Mein Vater war von der Klinik überzeugt, kaum dass wir die Eingangshalle betreten hatten - ihm stach nämlich das kostenlos zugängliche Schuhputzgerät ins Auge. Mich persönlich sprach zum Einen die schnieke Blondine hinter der Rezeption an, zum Anderen (und vor Allem) das stylische Internet-Terminal mit den Weltzeituhren darüber - Berlin, Tokio, New York. (Dabei waren wir doch in der norddeutschen Provinz!)

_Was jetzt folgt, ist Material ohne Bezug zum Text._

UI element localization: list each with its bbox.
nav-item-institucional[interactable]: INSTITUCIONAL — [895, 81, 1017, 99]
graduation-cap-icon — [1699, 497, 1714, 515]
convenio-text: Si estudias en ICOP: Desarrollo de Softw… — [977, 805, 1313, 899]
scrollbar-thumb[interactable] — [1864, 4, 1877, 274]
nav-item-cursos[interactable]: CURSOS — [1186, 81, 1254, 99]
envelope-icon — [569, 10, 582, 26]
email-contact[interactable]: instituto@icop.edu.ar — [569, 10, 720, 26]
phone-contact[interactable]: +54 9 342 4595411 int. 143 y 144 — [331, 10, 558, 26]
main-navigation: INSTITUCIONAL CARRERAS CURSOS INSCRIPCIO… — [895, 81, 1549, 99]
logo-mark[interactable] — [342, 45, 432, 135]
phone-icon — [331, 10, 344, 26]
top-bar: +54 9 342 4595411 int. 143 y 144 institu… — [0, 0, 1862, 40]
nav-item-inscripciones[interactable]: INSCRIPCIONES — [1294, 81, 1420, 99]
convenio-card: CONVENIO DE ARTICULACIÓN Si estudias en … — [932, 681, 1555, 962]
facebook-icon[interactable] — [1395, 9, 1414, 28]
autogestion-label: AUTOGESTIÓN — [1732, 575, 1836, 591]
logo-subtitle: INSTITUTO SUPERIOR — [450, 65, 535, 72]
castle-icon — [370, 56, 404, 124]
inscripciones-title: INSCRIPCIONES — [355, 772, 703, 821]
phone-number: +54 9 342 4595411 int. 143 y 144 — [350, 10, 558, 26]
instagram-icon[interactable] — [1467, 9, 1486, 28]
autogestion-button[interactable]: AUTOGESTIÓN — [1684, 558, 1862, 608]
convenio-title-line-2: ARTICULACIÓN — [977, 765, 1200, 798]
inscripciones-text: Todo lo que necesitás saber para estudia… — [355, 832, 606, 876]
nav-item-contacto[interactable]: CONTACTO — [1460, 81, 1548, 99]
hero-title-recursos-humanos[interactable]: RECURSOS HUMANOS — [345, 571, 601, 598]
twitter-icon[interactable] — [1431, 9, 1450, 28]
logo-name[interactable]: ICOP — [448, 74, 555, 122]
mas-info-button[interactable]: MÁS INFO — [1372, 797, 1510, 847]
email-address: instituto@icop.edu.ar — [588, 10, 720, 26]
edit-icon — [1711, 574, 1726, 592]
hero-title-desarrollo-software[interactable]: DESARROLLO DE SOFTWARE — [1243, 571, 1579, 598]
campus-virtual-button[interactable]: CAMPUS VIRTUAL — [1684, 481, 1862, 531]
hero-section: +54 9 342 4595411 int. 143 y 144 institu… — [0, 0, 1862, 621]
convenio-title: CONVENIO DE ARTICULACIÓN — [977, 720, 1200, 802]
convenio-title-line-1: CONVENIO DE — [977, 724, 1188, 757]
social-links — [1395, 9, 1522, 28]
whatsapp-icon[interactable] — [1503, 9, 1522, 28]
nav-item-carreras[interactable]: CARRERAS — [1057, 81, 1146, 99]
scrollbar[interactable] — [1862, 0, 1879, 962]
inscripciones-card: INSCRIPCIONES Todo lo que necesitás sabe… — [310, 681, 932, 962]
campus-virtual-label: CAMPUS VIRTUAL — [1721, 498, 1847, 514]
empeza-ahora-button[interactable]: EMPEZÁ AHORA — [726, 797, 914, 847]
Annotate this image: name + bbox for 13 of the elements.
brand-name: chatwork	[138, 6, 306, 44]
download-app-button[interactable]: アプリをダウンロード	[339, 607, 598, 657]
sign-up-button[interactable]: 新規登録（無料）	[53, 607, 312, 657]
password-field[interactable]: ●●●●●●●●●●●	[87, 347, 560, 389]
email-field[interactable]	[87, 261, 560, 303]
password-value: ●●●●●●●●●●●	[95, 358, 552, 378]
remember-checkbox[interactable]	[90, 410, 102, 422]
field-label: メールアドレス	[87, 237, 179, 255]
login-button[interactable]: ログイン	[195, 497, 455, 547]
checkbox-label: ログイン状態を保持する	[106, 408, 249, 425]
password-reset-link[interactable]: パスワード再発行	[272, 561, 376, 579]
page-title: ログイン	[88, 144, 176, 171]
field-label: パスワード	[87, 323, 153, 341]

Mein Zimmer war eigentlich für Privatpatienten vorgesehen und dementsprechend à la Hotel aufgemacht, von der Sitzecke mit Polsterstühlen, eigener Dusche und WC (Hinfort mit den psychiatrischen Zeiten! Viererzimmer? Gemeinschaftsbad? Weichet von mir!) bis zu den niedlichen Schokoladentäfelchen auf dem Kopfkissen; abends gab es mehr als eine Sorte Brot und die Mitpatienten konnten in ganzen Sätzen sprechen.
Anfangs regte ich mich über die wehleidigen Vierzehnjährigen auf, die behaupteten, seit ihrer Kindheit keine Entspannung mehr zu kennen. Über Lara, die ihr Schnarchen während der Imaginationsübungen beharrlich als Trance bezeichnete und behauptete, der Stift, den sie mir geklaut hatte, gehöre eigentlich ihr. (“Aber da ist doch mein Name eingraviert!” - “Ja UND?!”) Über die Krankenschwestern, die behaupteten, meine dunklen Augenränder hätte ich mir aus Geltungssucht nur aufgemalt. Über Doktor Birk, der Selbsthilfebücher schrieb und uns der Verkaufszahlen zuliebe einreden wollte, dass er einer von uns wäre. Er erzählte, dass während seiner Urlaube oft die Aussicht aufs Meer getrübt sei, weil die Fenster vom Salzwasserwind verschmutzt würden, und er deshalb immer ein Fläschchen Essigreiniger dabei habe, so wie die Seele ab und zu ein bisschen Essigreiniger bräuchte, um das Schöne wieder ungetrübt sehen zu können. Die besten Strategien gegen alles seien Dankbarkeit (etwa die Dankbarkeit, Birks Bücher nicht gekauft zu haben), und Entspannungsübungen, in jeder Situation (vielleicht auch bei Waldbränden).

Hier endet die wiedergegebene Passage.